We used to send each request in the form of segments. After introducing the window, each request can send multiple segments, that is to say, one window can send multiple segments. The window size is the maximum size of the segment that can continue to be sent without waiting for an acknowledgment.

In this window mechanism, a large number of buffers are used, and the function of acknowledging and responding to multiple segments at the same time is used.

As shown in the figure below, the highlighted part of the sending segment is the window we mentioned. In the window, the request can be sent even if no confirmation response is received. However, the sender will still retransmit if part of the segment is lost before the acknowledgment for the entire window arrives. To do this, the sender needs to set up a cache to hold these segments that need to be retransmitted until they receive an acknowledgment.

picture

The part outside the sliding window is the segment that has not been sent and the segment that has been received. If the segment has been acknowledged, it cannot be retransmitted, and the segment can be cleared from the buffer at this time.

In the case of receiving confirmation, the window will be slid to the position of the confirmation number in the confirmation response, as shown in the figure above, so that multiple segments can be sent simultaneously in order to improve communication performance.

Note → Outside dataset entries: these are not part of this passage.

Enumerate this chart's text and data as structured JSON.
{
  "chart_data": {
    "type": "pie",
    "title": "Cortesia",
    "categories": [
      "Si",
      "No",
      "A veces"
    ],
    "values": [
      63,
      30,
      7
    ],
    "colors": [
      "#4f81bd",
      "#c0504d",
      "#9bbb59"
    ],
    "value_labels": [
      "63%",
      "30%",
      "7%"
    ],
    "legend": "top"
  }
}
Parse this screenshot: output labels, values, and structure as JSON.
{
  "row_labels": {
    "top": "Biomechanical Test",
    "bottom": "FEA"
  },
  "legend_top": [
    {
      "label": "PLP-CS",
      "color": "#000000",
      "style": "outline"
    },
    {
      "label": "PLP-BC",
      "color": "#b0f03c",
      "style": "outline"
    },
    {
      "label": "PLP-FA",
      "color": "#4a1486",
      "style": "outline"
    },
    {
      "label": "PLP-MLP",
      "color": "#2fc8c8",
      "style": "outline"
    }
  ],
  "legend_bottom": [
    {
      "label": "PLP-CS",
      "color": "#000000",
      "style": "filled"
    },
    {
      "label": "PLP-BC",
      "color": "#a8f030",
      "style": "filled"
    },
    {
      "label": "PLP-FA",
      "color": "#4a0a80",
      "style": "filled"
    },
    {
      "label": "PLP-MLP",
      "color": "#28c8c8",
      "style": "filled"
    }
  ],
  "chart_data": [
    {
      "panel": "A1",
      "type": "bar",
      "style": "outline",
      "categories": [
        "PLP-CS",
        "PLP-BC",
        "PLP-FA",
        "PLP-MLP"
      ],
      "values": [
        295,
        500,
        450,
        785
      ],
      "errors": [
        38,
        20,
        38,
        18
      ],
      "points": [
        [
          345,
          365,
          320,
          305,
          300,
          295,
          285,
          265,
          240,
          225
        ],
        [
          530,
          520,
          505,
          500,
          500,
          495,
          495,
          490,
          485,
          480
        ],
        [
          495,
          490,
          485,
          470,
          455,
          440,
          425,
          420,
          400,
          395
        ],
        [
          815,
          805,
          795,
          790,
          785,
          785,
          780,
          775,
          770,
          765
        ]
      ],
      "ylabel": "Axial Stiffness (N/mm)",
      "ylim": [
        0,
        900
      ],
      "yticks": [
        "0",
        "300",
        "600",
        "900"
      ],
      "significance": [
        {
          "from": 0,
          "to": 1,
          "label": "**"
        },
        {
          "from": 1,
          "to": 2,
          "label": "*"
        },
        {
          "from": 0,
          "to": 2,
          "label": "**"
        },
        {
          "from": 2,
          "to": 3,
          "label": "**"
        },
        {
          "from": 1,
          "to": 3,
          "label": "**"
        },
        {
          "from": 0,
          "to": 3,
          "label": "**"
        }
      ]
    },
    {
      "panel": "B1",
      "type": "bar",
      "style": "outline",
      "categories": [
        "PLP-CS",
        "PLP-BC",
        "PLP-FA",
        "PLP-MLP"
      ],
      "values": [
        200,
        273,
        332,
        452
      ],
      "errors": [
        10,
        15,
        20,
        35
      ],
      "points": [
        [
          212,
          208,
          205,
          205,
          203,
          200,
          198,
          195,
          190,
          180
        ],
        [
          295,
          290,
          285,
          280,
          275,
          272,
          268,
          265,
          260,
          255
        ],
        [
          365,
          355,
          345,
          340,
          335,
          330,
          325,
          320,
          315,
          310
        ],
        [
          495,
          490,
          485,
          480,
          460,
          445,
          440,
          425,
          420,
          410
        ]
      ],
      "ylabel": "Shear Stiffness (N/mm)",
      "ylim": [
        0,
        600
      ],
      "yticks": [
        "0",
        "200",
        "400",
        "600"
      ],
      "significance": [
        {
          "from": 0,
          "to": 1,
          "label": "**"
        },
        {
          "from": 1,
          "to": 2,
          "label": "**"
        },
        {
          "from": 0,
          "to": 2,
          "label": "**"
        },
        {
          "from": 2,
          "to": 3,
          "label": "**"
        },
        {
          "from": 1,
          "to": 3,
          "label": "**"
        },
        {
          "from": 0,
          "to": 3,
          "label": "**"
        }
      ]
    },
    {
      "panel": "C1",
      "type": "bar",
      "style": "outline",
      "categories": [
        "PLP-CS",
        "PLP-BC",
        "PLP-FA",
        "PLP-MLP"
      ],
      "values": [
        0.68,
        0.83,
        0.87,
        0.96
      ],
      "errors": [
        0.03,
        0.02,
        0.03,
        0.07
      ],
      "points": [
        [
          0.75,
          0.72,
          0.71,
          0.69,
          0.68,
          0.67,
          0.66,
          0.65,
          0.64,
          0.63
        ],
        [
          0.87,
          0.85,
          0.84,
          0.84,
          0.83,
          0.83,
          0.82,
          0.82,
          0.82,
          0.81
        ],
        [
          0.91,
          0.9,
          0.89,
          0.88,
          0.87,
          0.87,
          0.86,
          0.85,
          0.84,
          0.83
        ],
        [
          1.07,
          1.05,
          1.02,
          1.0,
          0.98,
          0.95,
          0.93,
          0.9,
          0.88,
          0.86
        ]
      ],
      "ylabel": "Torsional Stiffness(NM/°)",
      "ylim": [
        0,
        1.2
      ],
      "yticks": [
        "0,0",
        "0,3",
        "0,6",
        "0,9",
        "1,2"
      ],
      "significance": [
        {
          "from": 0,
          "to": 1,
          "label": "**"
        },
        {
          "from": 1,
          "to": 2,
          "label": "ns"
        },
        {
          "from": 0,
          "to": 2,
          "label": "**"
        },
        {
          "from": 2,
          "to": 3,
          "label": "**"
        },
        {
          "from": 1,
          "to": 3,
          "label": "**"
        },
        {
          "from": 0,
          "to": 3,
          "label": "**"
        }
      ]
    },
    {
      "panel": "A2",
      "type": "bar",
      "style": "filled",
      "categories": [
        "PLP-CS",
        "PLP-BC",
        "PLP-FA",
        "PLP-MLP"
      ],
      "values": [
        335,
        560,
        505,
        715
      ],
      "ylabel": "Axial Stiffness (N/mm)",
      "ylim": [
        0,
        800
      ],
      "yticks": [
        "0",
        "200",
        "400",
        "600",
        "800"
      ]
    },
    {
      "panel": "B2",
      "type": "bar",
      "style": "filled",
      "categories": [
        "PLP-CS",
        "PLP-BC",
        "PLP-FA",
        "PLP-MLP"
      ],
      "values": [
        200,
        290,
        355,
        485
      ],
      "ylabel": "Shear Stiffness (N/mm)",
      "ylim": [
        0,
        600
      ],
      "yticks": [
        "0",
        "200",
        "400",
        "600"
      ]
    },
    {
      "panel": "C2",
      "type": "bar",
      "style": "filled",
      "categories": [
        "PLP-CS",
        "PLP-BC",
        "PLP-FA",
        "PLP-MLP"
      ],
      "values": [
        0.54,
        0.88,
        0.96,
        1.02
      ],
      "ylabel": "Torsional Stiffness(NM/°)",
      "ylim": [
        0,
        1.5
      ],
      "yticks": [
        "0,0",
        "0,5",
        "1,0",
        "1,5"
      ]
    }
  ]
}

This kind of window is also called a sliding window ( Sliding window).

The segment sent by UDP does not need confirmation, so there is no concept of window, so the transmission efficiency of UDP is relatively high.

Differences in usage scenarios

There are differences between TCP and UDP in terms of efficiency, segment, flow control, and connection management. These differences lead to different choices for application scenarios. Since each packet of TCP needs to be confirmed, TCP is not suitable for transmitting data. For scenarios such as this one, it is good to use UDP; for example, Ping and DNS Lookup, this type of operation only needs a simple request/return, and does not need to establish a connection, and UDP is enough. For example, the HTTP protocol needs to consider the reliability of the request and response. In this scenario, the TCP protocol should be used. However, for application layer protocols such as HTTP 3.0, from the functional perspective, we have not found too many optimization points, but we want to optimize the network. To the extreme, UDP will be used as the underlying technology, and then reliability will be solved on the basis of UDP.